Asia has, over the last 10 to 15 years, seen a major explosion in the growth of private banks and bankers. In both Singapore and Hong Kong there are probably over 2,500 front-line staff now employed in each location by private banks. Both locations now have in excess of 100 banking organisations offering private banking services. Customers for these organisations could have a net worth that ranges from around US$150,000 to US$1billion.
3. Marketing Support for Sales
When selling mutual funds in the Asian region, high levels of support are required, to enable distributors and sellers to present the products to prospective investors.
As a minimum requirement, a prospectus that provides a detailed picture of how the product is set up, details the terms and conditions of investment, and outlines the funds objectives and investment policy is an essential starting point in making funds available to the investing public. Both in Singapore and Hong Kong, the regulators have prescribed content for prospectus documents, and in both locations it will be necessary for a detailed "health warning" to be printed on the front cover of the document. In Hong Kong this document will be required to demonstrate that the product has been t approved for use by the SFC, whereas in Singapore it will be the trustee and lawyers for the fund that will "sign off" on it.
However, as most people, other than lawyers, know, a prospectus is an indigestible document rather than being riveting reading material. Thus, to enable the typical retail investor to become more fully acquainted with the investment proposition, additional literature should be made available. This can include some or all of the following:
- Take-one leaflet, for distribution through bank branch networks (Take-one???)
- Sales document (A4), that gives a simple, plain language explanation
- Past performance record
- Fund fact sheet
- Application forms
- Glossary of terms, to explain the terminology used
- Presentation slide-show for training and sales
- Manager's narrative reports, usually on a quarterly basis
- Annual and half-yearly audited and unaudited reports and accounts.
All of these will need to be bi-lingual (English/Chinese) or in Chinese, to enable the local investor to be better able to read them.
Many investors and fund distributors welcome the arrival of hedge funds to the retail and institutional markets in Asia. It can be expected that sales will be active. In a recent HK IFA survey, it was identified that around 30% of existing fund investors were likely to become buyers of hedge funds once they were made available. This will immediately mean at least 100,000 buyers, which on the basis of a minimum investment of US$15,000 each (a figure that is actually less than the average investment per fund made in the Asian markets) could result in sales exceeding US$15billion. More realistically, it is probable that sales of hedge funds will take a few years to fully develop, as acceptance of the sector rises.

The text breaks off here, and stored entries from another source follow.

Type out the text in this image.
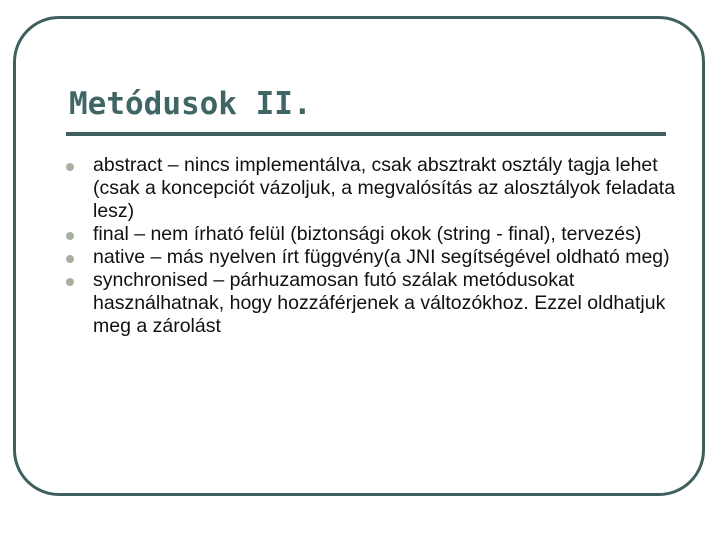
Metódusok II.
abstract – nincs implementálva, csak absztrakt osztály tagja lehet (csak a koncepciót vázoljuk, a megvalósítás az alosztályok feladata lesz)
final – nem írható felül (biztonsági okok (string - final), tervezés)
native – más nyelven írt függvény(a JNI segítségével oldható meg)
synchronised – párhuzamosan futó szálak metódusokat használhatnak, hogy hozzáférjenek a változókhoz. Ezzel oldhatjuk meg a zárolást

It is, howeve, somewhat ironic that it is only after a period of extreme turmoil in the securities markets that hedge funds have become available, a period during which, hedge funds substantially out-performed traditional funds. Based on the usual illogical manner with which the investment business works, i.e. most retail investors buy at the top, and sell at the bottom of markets, this might also be the time to "balance" your investment portfolio by increasing holdings in traditional funds!!
This article cannot do justice to, or be a complete guide to, all aspects of selling hedge funds in the Asian region, because there are too many different issues involved. However, I have attempted to provide information that would be suitable for both experienced and inexperienced fund management organisations that might wish to enter these markets with their hedge fund products.